Further, we must define the \(\text{SNR}_n\) in terms of the \(p_n\) as

\[ \text{SNR}(p_n) = {g_n p_n \over N_0} \]

where \(g_n\) denotes the channel gain for the \(n^\text{th}\) channel, \(p_n\) is the corresponding power allocation and \(N_0\) is a fixed noise-level determined by the given SNR.

Now, we can write the capacity as

\[ C = \sum_{n=1}^N \text{log}_2 (1 + \text{SNR}(p^*_n)) \]

where \(p^*_n\) is the sum-rate maximizing power allocation for channel \(n\).

Problem formulation

Next, we formulate the capacity-achieving power allocation as a throughput maximization problem, where we try to maximize the sum throughput over \(N\) channels with varying channel gains while being limited by a power budget. This problem can be mathematically formulated as

\[ \begin{array}{rl} \underset{p_n}{\text{max.}} & \displaystyle \sum_{n=1}^N \text{log}_2 (1 + {g_n p_n \over N_0}) \\ \text{s.t.} & \displaystyle \sum_{n=1}^N p_n = P \\ & \displaystyle p_n \geq 0 \end{array} \]

Formulation in python

Now, we have the problem formulation down, and we can proceed to write the code to actually solve the problem. We start with the boilerplate, where we import the necessary package, namely, NumPy for numerical operations and CVXPY for solving the convex optimization problem.

import cvxpy as cp
import numpy as np

Next, we need to set up the simulation environment. We gave the number of channels (N) and SNR in dB as input parameters. Then, we derive the power budget (P) and by fixing the unit noise floor. There would be other means to derive the relationship between the SNR, noise, and power. It's all pretty much a matter of definition. Finally, we draw the channel gains from the positive side of the Gaussian distribution with zero mean and unit variance.

# Number of channels 
N = 10
N0 = 1 # Normalized noise level
SNR_dB = 10 # The signal to noise ratio in dB
P = 10**(SNR_dB/10) # Sum power budget defined via the SNR

# The channel specific gains drawn from Gaussian distribution
g = np.abs(np.random.randn(N, 1)) 
G = np.diag(g[0:,0]) # Make gains a diagonal matrix

We reformulated the channel gains to a diagonal matrix with the channel gains on the diagonal. This will be helpful in the next step, where we write the optimization objective using CVXPY.

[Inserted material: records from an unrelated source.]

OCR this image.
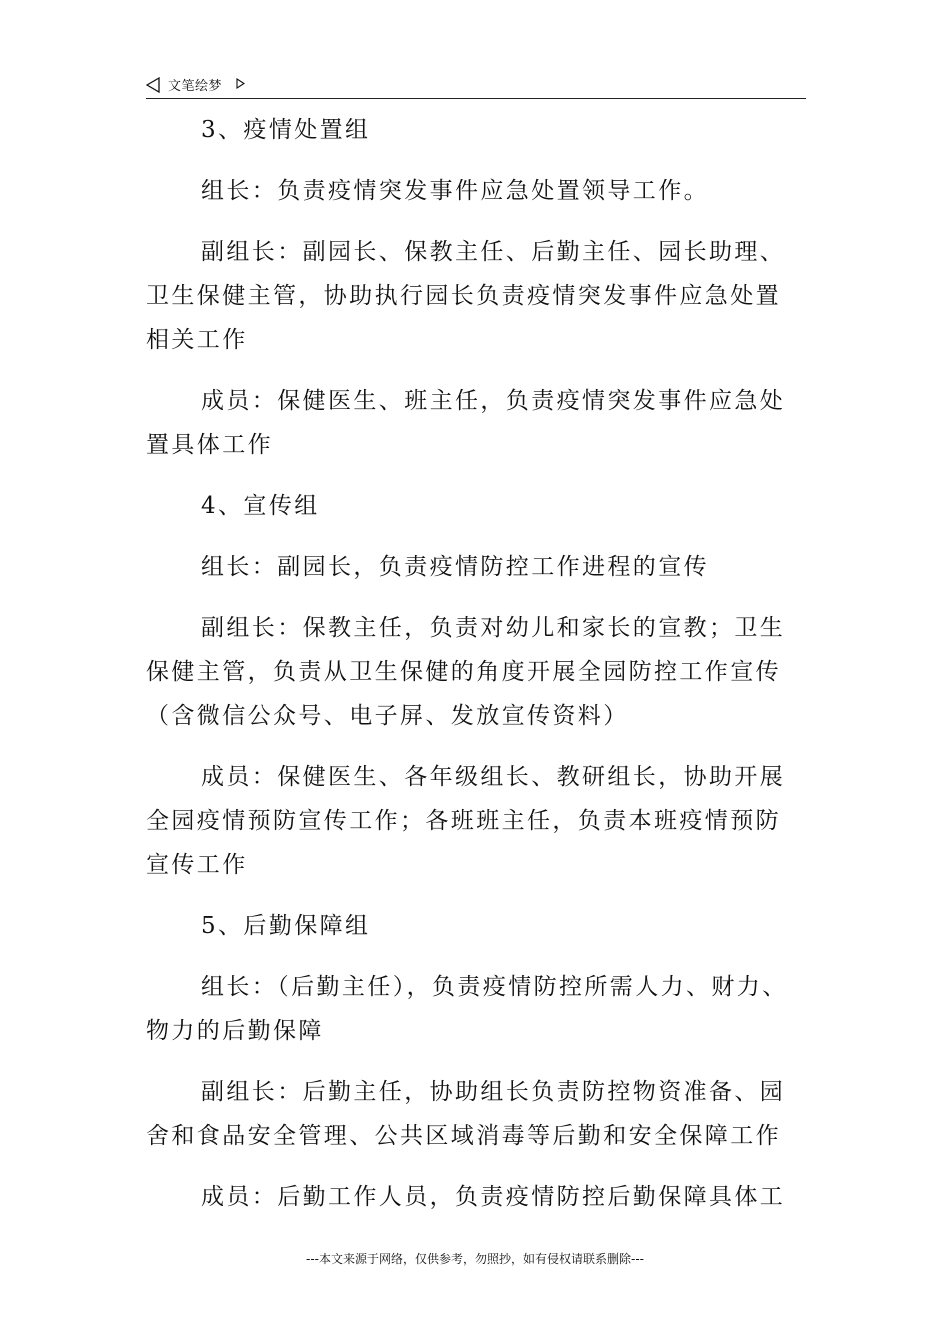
文笔绘梦

3、疫情处置组

组长：负责疫情突发事件应急处置领导工作。

副组长：副园长、保教主任、后勤主任、园长助理、卫生保健主管，协助执行园长负责疫情突发事件应急处置相关工作

成员：保健医生、班主任，负责疫情突发事件应急处置具体工作

4、宣传组

组长：副园长，负责疫情防控工作进程的宣传

副组长：保教主任，负责对幼儿和家长的宣教；卫生保健主管，负责从卫生保健的角度开展全园防控工作宣传（含微信公众号、电子屏、发放宣传资料）

成员：保健医生、各年级组长、教研组长，协助开展全园疫情预防宣传工作；各班班主任，负责本班疫情预防宣传工作

5、后勤保障组

组长：（后勤主任），负责疫情防控所需人力、财力、物力的后勤保障

副组长：后勤主任，协助组长负责防控物资准备、园舍和食品安全管理、公共区域消毒等后勤和安全保障工作

成员：后勤工作人员，负责疫情防控后勤保障具体工

---本文来源于网络，仅供参考，勿照抄，如有侵权请联系删除---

The optimization problem is formulated using the CVXPY package as

# Problem construction

# The individual power allocations as variables (N x 1 real vector)
p = cp.Variable(N)

objective = cp.Maximize(cp.sum(cp.log(1 + (G @ p) / N0)))
constraints = []
constraints.append(p >= 0) # Positive powers constraint
constraints.append(cp.sum(p) <= P) # Total power budget

problem = cp.Problem(objective, constraints)

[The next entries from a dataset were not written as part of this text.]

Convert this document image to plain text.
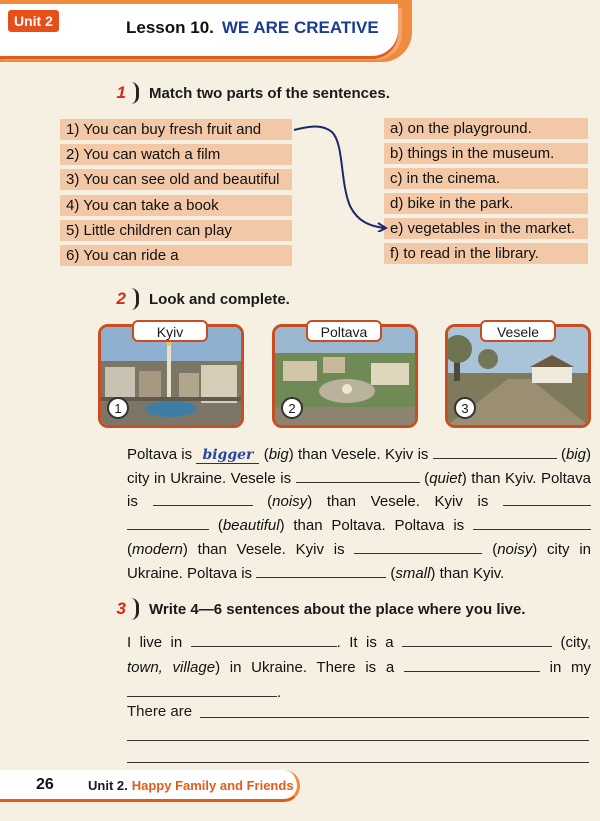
Unit 2	Lesson 10. WE ARE CREATIVE
1 Match two parts of the sentences.
1) You can buy fresh fruit and
2) You can watch a film
3) You can see old and beautiful
4) You can take a book
5) Little children can play
6) You can ride a
a) on the playground.
b) things in the museum.
c) in the cinema.
d) bike in the park.
e) vegetables in the market.
f) to read in the library.
2 Look and complete.
1
Kyiv
2
Poltava
3
Vesele
Poltava is bigger (big) than Vesele. Kyiv is	(big) city in Ukraine. Vesele is	(quiet) than Kyiv. Poltava is	(noisy) than Vesele. Kyiv is   (beautiful) than Poltava. Poltava is  (modern) than Vesele. Kyiv is	(noisy) city in Ukraine. Poltava is	(small) than Kyiv.
3 Write 4—6 sentences about the place where you live.
I live in	. It is a	(city, town, village) in Ukraine. There is a	in my .
There are
26	Unit 2. Happy Family and Friends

CVXPY uses @ operator for matrix-matrix and matrix-vector multiplication. This is something that you need to be careful with. Otherwise, we will get a warning for using deprecated notation. I've replaced log2 it with the natural logarithm as it is really just scaling and does not affect the solution.

Finally, we are ready to solve the problem with

# Solve the problem
result = problem.solve()

When the problem has been solved, we can print out the solution

# Print the optimal sum rate 
# This has now natural log basis making the unit nats
print('Sum-rate (capacity) in nats', result)

# Show the power allocation
print('Power allocation', p.value)

The complete code can be found here.

Conclusion

We were able to simulate the sum-rate maximization problem for orthogonal channels by using a couple of lines of Python, where half of the code was for setting up the time environment and printing the results.